Un Cuore artificiale permanente, al via i primi impianti sperimentali nel 2025

(di Manuela Correra) Un cuore artificiale permanente che possa rappresentare, nel prossimo futuro, una possibile ed efficace alternativa al trapianto dell’organo biologico per i pazienti con insufficienza cardiaca grave, spesso costretti, data la scarsità di organi trapiantabili, a lunghe liste di attesa. Non un miraggio, ma un obiettivo che appare ora sempre più vicino: entro il 2025 saranno infatti impiantati in via sperimentale i primi cuori hi-tech a durata ‘no limits’ frutto della ricerca dell’azienda francese di tecnologie mediche Carmat. L’annuncio in occasione di un incontro con la stampa nello stabilimento produttivo di Bois D’Arcy, a pochi chilometri da Parigi.

Nei laboratori – definiti ‘Chambre blanche’ (Camera bianca) perchè completamente sterili e dove lavorano circa 20 tecnici e 60 ingegneri, con una capacità produttiva di 500 cuori l’anno dal 2024 – i cuori artificiali vengono prodotti e assemblati. Una catena di montaggio ‘per la vita’ dove il ruolo dell’uomo, accanto a quelle delle macchine e dei robot, resta fondamentale in varie fasi della costruzione dell’organo tech, che richiede circa 2 mesi per ogni singolo dispositivo ed il cui costo, attualmente, si aggira intorno ai 200mila euro. Il cuore artificiale totale è oggi utilizzato, con il primo impianto effettuato da Alain Carpentier nel 2013, con l’indicazione di ‘ponte verso il trapianto’ per i pazienti affetti da insufficienza cardiaca biventricolare terminale e incapaci di trarre beneficio da una terapia medica o da dispositivi di assistenza ventricolare (Vad). In questo modo, si stabilizza il paziente e si migliora la sua qualità di vita mettendolo in grado di attendere il trapianto a casa invece che ricoverato in ospedale, con evidenti benefici clinici ed un miglioramento delle condizioni di salute, che permette di affrontare al meglio il successivo trapianto, oltre che risparmi per il Ssn.
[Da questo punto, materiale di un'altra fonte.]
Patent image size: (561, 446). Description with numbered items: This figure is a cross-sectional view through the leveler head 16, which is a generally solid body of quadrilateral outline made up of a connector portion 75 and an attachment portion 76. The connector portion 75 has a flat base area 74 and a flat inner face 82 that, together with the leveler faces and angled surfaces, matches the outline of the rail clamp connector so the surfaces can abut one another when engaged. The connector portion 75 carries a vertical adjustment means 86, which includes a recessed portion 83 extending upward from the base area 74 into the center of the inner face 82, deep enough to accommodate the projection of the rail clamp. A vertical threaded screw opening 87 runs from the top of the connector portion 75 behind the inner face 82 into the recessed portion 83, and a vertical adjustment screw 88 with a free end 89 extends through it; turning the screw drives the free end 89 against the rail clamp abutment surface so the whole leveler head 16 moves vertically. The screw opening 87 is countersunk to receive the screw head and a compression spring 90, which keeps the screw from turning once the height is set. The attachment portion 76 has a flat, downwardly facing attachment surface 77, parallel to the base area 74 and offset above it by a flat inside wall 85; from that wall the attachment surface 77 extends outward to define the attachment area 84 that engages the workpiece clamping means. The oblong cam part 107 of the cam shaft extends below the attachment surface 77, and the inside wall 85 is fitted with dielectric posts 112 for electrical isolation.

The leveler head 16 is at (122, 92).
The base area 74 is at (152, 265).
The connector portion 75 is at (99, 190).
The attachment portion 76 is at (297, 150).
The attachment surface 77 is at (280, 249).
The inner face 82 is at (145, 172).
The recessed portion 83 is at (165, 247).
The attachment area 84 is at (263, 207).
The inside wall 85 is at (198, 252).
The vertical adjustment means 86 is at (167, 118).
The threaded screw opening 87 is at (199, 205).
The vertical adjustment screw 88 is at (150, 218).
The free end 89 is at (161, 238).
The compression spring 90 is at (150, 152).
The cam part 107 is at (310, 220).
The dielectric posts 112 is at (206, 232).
Il cuore tech è collegato ad un sistema esterno portatile (tramite un tubicino dall’addome) per l’alimentazione attraverso pile e per monitorarne il funzionamento. Dal 2013 il cuore artificiale completo Carmat (unico autorizzato e commercializzato in Ue) è stato impiantato in 84 pazienti in Europa e 3 in Usa, dove è autorizzato dalla Fda anche un altro dispositivo. Quattro sono i casi in Italia: dal 2021, due impianti sono stati effettuati all’ospedale Monaldi di Napoli, uno al Niguarda di Milano ed uno al San Camillo di Roma. Sul totale, 30 pazienti hanno poi ricevuto il trapianto (inclusi i 4 italiani).

Il trapianto resta dunque l’obiettivo ultimo ma il problema sta nella scarsità di organi disponibili a fronte di un aumento costante della domanda: l’insufficienza cardiaca è infatti in aumento a livello globale (riguarda 64 mln di persone nel mondo con una mortalità a 5 anni tra 50 e 75% e causa 200mila ricoveri l’anno solo in Italia) ma i 6mila trapianti effettuati ogni anno nel mondo coprono appena il 10% del fabbisogno totale. In Italia sono stati 370 i trapianti di cuore nel 2023, a fronte di 668 pazienti in lista ed un tempo medio di attesa di 3,7 anni.

Da qui l’obiettivo di arrivare al cuore artificiale permanente, quale alternativa definitiva al trapianto. Un traguardo più vicino grazie alla tecnologia militare, la stessa applicata ai missili: “Entro l’estate – spiega Stephane Piat, Chief executive officer Carmat – potremo disporre di una nuova e super sofisticata scheda elettronica, parte centrale del cuore artificiale, progettata per non andare incontro a deterioramento, prodotta da un’azienda italiana di satelliti. Arriva dalla tecnologia applicata ai missili e sarà miniaturizzate per essere inserita nell’organo hi-tech, rendendolo così duraturo e mirato ad un impianto permanente”.

Sarà una innovazione importante, ma già attualmente il cuore artificiale totale “rappresenta un sostituto efficiente e sicuro del cuore come soluzione ponte”, commenta Claudio Francesco Russo, direttore della Cardiochirurgia al Niguarda e che ha effettuato uno degli impianti. Tuttavia, “esiste ancora un grosso gap culturale rispetto all’uso di tali dispositivi, tra medici e pazienti, che può essere colmato – conclude – solo attraverso un ampliamento della conoscenza dell’efficacia e dei risultati del cuore meccanico impiantabile”.